Fig. 13.7 PA chest radiograph of a large thoracic aortic aneurysm, which was successfully managed by the previous insertion of an endovascular stent graft.

Fig. 13.8 TEE. Parasternal long-axis view shows a conspicuous aneurysm of the aortic bulb in a patient with Marfan syndrome.

Fig. 13.9 TEE long-axis view of a normal ascending aorta.

Fig. 13.10 TEE image of a type B aortic dissection demonstrates the proximal intimal tear near the origin of the left subclavian artery.

Fig. 13.11 a–c Contrast-enhanced ECG-gated multislice CT in a patient with an acute type A dissection, rupture of the aorta, and pericardial effusion. The patient survived emergency surgery despite the aortic rupture.

a, b Multiplanar reformatting from the 3D dataset show the entry (arrow), retrograde extension of the dissection down to the origin of the right coronary artery, and a pericardial effusion (star).

c Rupture site in the ascending aorta (arrow) with subsequent bleeding into the mediastinum and pericardium.

Fig. 13.12a, b Aneurysm of the ascending aorta with consequent enlargement of the aortic annulus and aortic regurgitation.

a MIP of contrast-enhanced 3D MRA.

b Cine sequence demonstrates the regurgitant jet (arrow).

MRI makes it possible to examine the aorta noninvasively without contrast medium or radiation exposure. As in CT, all portions of the aorta should be evaluated. Accurate caliber measurements can be performed on black-blood images. One disadvantage of black-blood imaging is its susceptibility to slow-flow artifacts, which can sometimes mimic thrombus and intimal flaps. For this reason, a bright-blood sequence (e. g., SSFP sequence) should be added so that an accurate assessment can be made (Fig. 13.12). Contrast-enhanced MRA permits three-dimensional visualization of the aorta and has almost completely replaced conventional angiography in aortic investigations. It should be noted, however, that MRA is a luminographic technique and, as such, can image only the perfused lumen; it cannot evaluate the aortic wall or mural thrombosis. For this reason, MRA should always be performed in conjunction with black- or bright-blood sequences.

When the diameter of the aorta is enlarged, the maximum diameter should be measured perpendicular to the main direction of blood flow using the centerline method. This can be difficult in the presence of aortic elongation and kinking, and errors may result owing to measurements made in tangential scans. The slow blood-flow velocities in the aneurysm lumen may lead to spontaneous echo contrast as well as mural thrombus formation.

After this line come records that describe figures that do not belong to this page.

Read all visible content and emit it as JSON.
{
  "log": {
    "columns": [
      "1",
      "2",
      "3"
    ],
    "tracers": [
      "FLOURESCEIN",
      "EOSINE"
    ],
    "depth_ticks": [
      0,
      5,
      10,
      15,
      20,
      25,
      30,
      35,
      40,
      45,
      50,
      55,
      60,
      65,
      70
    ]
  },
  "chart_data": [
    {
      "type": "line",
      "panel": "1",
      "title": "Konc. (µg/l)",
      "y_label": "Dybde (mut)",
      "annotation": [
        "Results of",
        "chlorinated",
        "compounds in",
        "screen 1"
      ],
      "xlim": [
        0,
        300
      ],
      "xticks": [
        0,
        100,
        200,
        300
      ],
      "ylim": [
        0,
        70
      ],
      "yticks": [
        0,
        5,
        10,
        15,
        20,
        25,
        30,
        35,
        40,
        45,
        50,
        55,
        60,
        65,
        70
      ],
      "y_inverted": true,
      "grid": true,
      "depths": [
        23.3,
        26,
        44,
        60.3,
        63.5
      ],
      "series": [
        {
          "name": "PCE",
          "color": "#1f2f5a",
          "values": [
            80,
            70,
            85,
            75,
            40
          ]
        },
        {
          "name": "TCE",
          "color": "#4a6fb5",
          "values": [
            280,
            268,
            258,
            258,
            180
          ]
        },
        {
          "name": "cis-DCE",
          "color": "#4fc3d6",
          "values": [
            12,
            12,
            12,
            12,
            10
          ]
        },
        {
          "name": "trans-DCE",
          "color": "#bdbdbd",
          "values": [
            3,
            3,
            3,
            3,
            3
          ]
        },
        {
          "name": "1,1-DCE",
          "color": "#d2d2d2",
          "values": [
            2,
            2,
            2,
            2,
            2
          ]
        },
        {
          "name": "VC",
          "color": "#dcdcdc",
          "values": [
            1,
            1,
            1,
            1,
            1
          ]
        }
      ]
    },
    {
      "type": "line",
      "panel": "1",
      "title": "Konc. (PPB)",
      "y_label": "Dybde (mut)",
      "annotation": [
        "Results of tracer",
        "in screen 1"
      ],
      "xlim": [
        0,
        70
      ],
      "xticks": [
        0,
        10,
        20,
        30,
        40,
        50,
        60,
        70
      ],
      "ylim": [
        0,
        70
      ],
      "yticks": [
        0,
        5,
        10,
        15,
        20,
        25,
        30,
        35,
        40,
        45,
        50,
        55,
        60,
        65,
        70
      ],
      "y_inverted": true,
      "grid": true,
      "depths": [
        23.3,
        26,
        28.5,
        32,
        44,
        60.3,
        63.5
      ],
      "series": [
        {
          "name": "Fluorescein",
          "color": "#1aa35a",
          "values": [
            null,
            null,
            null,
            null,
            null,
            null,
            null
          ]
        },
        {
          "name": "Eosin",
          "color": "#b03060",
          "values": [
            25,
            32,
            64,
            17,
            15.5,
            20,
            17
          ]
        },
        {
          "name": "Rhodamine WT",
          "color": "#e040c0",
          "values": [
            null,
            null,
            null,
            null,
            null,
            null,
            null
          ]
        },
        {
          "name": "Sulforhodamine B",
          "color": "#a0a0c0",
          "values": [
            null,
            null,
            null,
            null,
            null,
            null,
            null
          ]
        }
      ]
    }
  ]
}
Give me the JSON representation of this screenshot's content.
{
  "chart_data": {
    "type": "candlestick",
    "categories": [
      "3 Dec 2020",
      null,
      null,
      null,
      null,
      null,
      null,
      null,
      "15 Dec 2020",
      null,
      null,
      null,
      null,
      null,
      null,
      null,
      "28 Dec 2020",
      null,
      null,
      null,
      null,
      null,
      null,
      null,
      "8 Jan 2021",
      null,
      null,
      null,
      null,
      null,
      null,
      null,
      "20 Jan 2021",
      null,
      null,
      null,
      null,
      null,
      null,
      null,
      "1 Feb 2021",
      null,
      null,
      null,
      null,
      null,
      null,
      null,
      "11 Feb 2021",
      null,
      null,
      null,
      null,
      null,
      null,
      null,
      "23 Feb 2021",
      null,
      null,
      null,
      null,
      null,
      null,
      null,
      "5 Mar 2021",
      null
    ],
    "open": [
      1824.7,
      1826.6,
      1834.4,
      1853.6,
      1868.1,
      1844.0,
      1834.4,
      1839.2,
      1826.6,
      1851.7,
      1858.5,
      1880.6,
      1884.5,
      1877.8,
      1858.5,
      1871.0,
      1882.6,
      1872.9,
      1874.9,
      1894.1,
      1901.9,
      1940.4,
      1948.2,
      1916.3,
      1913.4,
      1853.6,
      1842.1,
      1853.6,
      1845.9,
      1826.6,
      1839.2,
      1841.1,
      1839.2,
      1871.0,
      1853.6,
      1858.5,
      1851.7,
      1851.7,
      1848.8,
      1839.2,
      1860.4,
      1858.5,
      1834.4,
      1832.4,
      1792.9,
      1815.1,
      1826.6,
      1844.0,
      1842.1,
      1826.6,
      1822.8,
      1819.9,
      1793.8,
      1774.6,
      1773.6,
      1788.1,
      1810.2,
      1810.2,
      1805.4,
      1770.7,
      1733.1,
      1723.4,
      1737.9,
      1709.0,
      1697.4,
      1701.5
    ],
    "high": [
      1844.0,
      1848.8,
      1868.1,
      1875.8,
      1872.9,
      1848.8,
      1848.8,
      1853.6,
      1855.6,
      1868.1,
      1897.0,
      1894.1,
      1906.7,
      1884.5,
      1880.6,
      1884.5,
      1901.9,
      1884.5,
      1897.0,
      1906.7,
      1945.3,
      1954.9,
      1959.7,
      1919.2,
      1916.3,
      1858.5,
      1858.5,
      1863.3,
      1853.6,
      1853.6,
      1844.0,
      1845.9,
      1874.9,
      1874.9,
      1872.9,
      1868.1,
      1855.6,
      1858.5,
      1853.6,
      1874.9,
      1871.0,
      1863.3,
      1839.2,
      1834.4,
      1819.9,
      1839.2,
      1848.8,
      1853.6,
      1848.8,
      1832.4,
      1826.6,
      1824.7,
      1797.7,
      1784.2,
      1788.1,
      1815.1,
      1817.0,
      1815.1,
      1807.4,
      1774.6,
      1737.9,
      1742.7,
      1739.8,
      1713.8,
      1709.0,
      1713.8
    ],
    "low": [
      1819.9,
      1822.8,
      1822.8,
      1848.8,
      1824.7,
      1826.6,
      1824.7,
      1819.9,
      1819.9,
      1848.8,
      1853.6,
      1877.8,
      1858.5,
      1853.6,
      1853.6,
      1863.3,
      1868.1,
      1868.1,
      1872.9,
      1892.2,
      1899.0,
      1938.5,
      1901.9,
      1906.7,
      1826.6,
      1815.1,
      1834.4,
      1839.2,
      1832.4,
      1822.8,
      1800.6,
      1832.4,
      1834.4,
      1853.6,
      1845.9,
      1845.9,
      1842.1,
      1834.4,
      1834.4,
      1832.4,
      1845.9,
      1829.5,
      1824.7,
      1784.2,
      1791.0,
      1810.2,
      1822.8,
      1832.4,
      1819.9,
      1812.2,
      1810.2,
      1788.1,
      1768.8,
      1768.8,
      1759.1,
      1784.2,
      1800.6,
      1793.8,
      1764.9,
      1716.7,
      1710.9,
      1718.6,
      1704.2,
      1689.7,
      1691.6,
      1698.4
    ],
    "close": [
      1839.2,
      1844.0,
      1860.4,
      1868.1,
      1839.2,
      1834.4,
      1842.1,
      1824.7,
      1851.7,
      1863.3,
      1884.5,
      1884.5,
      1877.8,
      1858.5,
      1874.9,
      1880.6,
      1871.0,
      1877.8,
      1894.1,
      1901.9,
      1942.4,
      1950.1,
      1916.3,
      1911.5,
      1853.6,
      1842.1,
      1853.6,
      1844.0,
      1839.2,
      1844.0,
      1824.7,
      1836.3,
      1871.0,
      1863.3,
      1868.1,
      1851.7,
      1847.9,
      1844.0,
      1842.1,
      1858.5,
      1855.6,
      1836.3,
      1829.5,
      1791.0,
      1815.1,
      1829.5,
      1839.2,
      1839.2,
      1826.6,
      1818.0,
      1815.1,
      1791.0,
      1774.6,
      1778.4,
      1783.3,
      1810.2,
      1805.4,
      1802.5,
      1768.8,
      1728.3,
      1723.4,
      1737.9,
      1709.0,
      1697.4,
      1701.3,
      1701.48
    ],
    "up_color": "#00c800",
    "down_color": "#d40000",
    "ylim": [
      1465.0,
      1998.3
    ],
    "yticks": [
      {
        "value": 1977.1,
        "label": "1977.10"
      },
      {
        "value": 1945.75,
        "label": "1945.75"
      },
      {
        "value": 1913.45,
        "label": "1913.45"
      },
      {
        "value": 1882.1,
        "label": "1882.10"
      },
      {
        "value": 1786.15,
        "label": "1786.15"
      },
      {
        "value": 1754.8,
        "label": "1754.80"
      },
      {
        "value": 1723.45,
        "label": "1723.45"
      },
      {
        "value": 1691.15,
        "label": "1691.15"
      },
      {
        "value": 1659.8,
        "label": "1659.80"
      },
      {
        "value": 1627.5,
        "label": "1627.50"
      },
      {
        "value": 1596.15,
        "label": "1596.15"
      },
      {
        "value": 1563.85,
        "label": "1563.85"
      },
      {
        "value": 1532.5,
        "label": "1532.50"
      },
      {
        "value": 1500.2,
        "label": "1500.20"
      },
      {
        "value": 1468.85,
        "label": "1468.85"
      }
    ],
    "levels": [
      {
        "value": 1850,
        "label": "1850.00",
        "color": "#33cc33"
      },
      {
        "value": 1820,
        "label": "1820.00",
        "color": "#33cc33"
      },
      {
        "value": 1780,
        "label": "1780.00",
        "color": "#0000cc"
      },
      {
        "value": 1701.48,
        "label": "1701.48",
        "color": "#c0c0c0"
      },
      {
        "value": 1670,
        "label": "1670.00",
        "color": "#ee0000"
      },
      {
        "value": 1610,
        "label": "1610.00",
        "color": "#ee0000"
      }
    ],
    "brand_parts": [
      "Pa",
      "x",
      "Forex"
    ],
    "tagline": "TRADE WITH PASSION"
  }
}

The presence of spontaneous echo contrast and thrombi constitutes a significant risk factor for peripheral embolism. Luminographic techniques alone (conventional angiography and MRA) cannot accurately assess the maximum aortic diameter when mural thrombus is present. Often in the aorta it is difficult to distinguish between mural thrombus and intramural hematoma. This can be facilitated by evaluating wall thickening in relation to the aortic intima, which is frequently calcified or thickened in these patients. With mural thrombus, the calcified intima is located on the side opposite the aortic lumen. With intramural hematoma, on the other hand, bleeding into the media shifts the calcified intima toward the vessel lumen (luminal displacement of intimal calcium, Fig. 13.13).

Fig. 13.13 Contrast-enhanced CT in a patient with an intramural hematoma of the descending aorta. The intramural hemorrhage has caused luminal displacement of the calcified intima.